Assault was by Bold Venture (who won the Derby and the Preakness) and foaled in 1943, when the Normandy invasion was still on the drawing board. Three years later, the war safely won, Assault captured the Triple Crown. Now his name is doing business at a ceiling of more than 50,000 feet, alongside Omaha, Sir Barton, and Whirlaway.

Apparently there are plenty of Hornets to do the job. Unfortunately, racing can only contribute 11 triumphant names from the Triple Crown. Strength and endurance - that's what the man said. Makes you wish, though, that there could have been a few more to choose from. Damascus would look pretty nasty on a fighter nose pointed for Kabul. So would Spectacular Bid, or Canonero, or even Silver Charm.

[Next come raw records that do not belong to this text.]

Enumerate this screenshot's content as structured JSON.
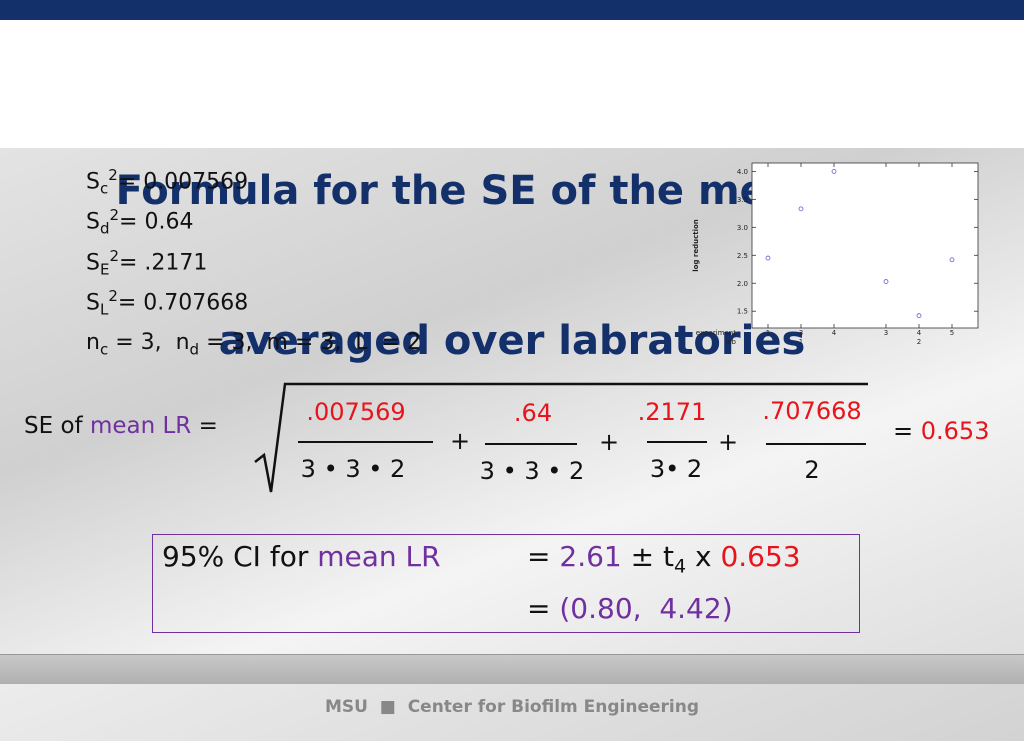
{
  "title": [
    "Formula for the SE of the mean LR,",
    "averaged over labratories"
  ],
  "variances": [
    {
      "symbol": "S",
      "sub": "c",
      "sup": "2",
      "value": "= 0.007569"
    },
    {
      "symbol": "S",
      "sub": "d",
      "sup": "2",
      "value": "= 0.64"
    },
    {
      "symbol": "S",
      "sub": "E",
      "sup": "2",
      "value": "= .2171"
    },
    {
      "symbol": "S",
      "sub": "L",
      "sup": "2",
      "value": "= 0.707668"
    }
  ],
  "counts": [
    "n",
    "c",
    " = 3,  n",
    "d",
    " = 3,  m = 3,  L  = 2"
  ],
  "formula": {
    "label": "SE of",
    "label_highlight": "mean LR",
    "equals": "=",
    "numerators": [
      ".007569",
      ".64",
      ".2171",
      ".707668"
    ],
    "denominators": [
      "3 • 3 • 2",
      "3 • 3 • 2",
      "3• 2",
      "2"
    ],
    "plus": [
      "+",
      "+",
      "+"
    ],
    "result_equals": "=",
    "result": "0.653"
  },
  "ci": {
    "label": "95% CI for",
    "label_highlight": "mean LR",
    "equals": "=",
    "estimate": "2.61",
    "pm": "± t",
    "df": "4",
    "times": " x ",
    "se": "0.653",
    "equals2": "=",
    "interval": "(0.80,  4.42)"
  },
  "footer": [
    "MSU",
    "Center for Biofilm Engineering"
  ],
  "chart_data": {
    "type": "scatter",
    "y_label": "log reduction",
    "x_row_labels": [
      "experiment",
      "lab"
    ],
    "categories": [
      "1",
      "3",
      "4",
      "3",
      "4",
      "5"
    ],
    "lab": [
      null,
      "1",
      null,
      null,
      "2",
      null
    ],
    "values": [
      2.45,
      3.33,
      4.0,
      2.03,
      1.42,
      2.42
    ],
    "color": "#7b4fd0",
    "ylim": [
      1.2,
      4.15
    ],
    "yticks": [
      {
        "value": 1.5,
        "label": "1.5"
      },
      {
        "value": 2,
        "label": "2.0"
      },
      {
        "value": 2.5,
        "label": "2.5"
      },
      {
        "value": 3,
        "label": "3.0"
      },
      {
        "value": 3.5,
        "label": "3.5"
      },
      {
        "value": 4,
        "label": "4.0"
      }
    ]
  }
}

As of last summer, there were Hornets operating in 37 tactical squadrons and 10 aircraft carriers worldwide. One of those carriers is the USS Kitty Hawk, commissioned in 1961.

"My husband had a company years ago that built the Kitty Hawk," said Patrice Wolfson, who breeds and races the horses of Harbor View Farm with her husband, Lou. "We were just talking about that. Now it's on its way again."

And so is an F/A-18 Hornet named for Affirmed, the Wolfsons' pride and joy.